L’Accademia viene soppressa nel 1797; nei quasi due secoli di vita, -non è questa la sede per ripercorrerli- promuove sedute ed edita volumi in onore dei Cardinali Legati, dei predicatori che si sono succeduti in Cattedrale, dei matrimoni e delle monacazioni che toccano le famiglie ferraresi, di eventi come le inondazioni e, in particolare, la canonizzazione di Caterina Vegri. A questi si intrecciano temi più propriamente accademici; faccio qualche esempio: Ercole Bonacossi, Discorsi Accademici (1675); Giulio Cesare Grazzini, Della poetica di Orazio Flacco (1698); Girolamo Baruffaldi, Annotazioni di un Accademico Intrepido alle ‘Osservazioni della lingua italiana’ o sia trattato dei Verbi del Cimonio, accademico Filergita (1709);Girolamo Baruffaldi, Del vincere per fortuna (1710); Gianandrea Barotti, Dell’indole di Ferrara (1735); Francesco Maria Ricci, Lezione intorno al Diluvio Universale (1740); Luigi Campi, L’Accademia (post 1786).
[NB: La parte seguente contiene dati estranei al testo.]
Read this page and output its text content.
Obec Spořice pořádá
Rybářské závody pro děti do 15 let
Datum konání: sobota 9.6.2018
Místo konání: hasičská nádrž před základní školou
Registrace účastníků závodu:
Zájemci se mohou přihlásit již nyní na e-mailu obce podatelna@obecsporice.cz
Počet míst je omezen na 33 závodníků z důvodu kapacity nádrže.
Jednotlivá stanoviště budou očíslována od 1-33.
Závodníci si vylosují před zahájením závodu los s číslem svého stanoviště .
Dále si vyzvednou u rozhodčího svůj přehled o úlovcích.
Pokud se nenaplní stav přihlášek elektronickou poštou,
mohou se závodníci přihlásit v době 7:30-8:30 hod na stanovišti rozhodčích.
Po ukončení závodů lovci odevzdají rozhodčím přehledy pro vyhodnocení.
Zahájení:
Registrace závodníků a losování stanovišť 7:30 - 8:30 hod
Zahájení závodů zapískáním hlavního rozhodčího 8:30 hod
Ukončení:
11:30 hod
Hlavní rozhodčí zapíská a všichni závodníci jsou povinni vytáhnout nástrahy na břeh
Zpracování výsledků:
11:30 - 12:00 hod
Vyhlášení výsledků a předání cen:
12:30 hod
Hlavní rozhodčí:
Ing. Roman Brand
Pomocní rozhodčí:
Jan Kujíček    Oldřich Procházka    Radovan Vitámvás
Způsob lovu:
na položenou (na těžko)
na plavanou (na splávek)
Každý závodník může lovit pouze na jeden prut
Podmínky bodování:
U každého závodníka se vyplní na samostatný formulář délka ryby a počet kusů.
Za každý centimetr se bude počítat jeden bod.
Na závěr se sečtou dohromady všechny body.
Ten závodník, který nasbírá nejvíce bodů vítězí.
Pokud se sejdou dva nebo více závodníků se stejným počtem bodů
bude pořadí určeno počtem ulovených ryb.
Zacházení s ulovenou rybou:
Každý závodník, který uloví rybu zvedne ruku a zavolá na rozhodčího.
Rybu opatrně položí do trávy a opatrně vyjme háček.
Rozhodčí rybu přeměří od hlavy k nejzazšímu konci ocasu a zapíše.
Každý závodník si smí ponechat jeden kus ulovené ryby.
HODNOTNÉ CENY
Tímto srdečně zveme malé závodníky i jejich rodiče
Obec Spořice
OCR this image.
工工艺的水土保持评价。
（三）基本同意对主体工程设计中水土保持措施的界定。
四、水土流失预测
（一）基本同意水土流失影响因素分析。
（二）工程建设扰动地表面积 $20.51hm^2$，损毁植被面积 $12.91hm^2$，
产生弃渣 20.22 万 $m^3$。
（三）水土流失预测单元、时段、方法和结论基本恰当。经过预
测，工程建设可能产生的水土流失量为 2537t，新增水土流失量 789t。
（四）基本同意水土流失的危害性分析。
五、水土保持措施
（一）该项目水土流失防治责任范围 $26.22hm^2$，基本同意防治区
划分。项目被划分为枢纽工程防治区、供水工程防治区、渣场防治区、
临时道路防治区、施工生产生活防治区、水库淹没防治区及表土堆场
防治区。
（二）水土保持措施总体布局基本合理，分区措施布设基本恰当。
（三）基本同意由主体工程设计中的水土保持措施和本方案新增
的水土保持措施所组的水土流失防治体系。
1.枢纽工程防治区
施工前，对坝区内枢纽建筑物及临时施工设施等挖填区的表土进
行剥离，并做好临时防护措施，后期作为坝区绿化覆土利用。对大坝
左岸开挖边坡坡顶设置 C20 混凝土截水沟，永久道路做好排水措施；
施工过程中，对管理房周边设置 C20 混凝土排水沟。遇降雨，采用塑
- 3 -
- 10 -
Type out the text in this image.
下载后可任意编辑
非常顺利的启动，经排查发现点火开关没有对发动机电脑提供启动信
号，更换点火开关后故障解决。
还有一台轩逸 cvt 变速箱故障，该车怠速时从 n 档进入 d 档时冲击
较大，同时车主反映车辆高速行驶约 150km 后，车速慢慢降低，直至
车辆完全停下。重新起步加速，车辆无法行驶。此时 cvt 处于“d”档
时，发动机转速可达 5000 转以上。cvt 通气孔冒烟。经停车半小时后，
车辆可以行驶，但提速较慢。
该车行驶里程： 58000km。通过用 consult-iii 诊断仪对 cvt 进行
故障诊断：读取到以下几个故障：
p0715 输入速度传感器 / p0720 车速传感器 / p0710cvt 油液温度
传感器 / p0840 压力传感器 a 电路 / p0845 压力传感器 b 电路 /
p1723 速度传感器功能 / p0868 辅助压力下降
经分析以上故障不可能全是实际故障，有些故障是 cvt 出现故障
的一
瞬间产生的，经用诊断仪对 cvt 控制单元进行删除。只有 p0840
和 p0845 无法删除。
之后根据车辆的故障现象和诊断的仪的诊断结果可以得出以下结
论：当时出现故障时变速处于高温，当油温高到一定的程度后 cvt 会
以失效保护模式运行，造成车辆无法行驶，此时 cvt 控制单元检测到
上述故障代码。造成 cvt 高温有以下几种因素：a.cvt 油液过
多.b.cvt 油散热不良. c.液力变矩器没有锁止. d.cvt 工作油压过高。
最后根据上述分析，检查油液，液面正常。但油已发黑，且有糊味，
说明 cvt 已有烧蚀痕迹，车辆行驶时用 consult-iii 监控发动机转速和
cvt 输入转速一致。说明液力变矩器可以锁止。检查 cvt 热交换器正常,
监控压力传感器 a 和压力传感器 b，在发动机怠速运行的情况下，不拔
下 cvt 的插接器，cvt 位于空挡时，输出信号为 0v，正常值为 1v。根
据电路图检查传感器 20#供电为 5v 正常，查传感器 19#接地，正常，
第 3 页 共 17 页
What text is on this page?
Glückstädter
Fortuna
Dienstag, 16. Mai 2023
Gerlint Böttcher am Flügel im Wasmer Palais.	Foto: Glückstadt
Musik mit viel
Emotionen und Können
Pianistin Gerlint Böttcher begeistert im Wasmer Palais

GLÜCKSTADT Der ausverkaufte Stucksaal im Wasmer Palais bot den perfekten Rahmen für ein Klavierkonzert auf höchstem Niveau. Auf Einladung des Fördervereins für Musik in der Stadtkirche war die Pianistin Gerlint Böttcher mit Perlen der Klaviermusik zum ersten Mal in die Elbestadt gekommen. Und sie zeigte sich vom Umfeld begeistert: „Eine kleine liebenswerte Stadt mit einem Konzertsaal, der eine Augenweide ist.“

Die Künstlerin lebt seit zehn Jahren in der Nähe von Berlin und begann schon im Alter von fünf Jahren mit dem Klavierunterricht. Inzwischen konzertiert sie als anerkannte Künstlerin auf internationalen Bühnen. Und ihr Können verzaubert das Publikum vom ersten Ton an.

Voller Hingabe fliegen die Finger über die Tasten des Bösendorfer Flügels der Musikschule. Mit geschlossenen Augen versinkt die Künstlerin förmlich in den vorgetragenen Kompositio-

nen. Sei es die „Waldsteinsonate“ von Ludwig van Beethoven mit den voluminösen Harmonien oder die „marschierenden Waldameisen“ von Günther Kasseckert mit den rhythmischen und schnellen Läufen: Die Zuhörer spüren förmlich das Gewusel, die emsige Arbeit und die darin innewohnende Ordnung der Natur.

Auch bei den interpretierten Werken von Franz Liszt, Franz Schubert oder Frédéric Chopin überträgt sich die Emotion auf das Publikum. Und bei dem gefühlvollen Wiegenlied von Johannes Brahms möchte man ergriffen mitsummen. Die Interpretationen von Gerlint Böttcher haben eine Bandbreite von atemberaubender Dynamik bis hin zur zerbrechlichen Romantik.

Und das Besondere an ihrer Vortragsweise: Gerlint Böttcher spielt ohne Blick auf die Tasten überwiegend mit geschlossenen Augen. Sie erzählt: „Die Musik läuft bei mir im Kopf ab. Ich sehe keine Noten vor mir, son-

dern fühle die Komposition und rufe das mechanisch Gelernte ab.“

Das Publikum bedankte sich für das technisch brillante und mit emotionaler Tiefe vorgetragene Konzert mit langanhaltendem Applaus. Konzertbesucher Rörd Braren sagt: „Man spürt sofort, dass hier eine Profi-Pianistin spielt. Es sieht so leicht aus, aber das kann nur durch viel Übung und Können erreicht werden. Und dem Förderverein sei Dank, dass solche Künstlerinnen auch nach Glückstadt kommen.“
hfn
Le leggi prescrivono «che non si discuti di cosa niuna repugnante alla Fede né alla Fede sospetta»[6].

Tento, spero utile, qualche considerazione sul numero e la qualità degli associati. Dispersi o ancora non rintracciati sono i registri delle sedute e il materiale d’archivio affidato, al momento della soppressione, ad Jacopo Agnelli, segretario in carica. Per fortuna non si parte da zero; esiste una significativa documentazione che consente qualche riflessione. A Ferrara, presso la civica Biblioteca Ariostea, sono custoditi: Girolamo Baruffaldi, Catalogo degli Accademici Intrepidi di Ferrara come forestieri viventi nel 1719 (ms. Antonelli 21); Ristretto istorico della Fondazione e progresso dell’Accademia degl’Intrepidi … dall’anno 1600 al 1761 (ms. Antonelli 248); Giuseppe Faustini, Catalogo degli Accademici Intrepidi di Ferrara (ms. Cl. I 311. Ora, a integrazione, si aggiunge, conservato presso la Biblioteca Nazionale Centrale di Firenze, carte Varano, Elenco degli Accademici Intrepidi di Ferrara nell’anno 1781.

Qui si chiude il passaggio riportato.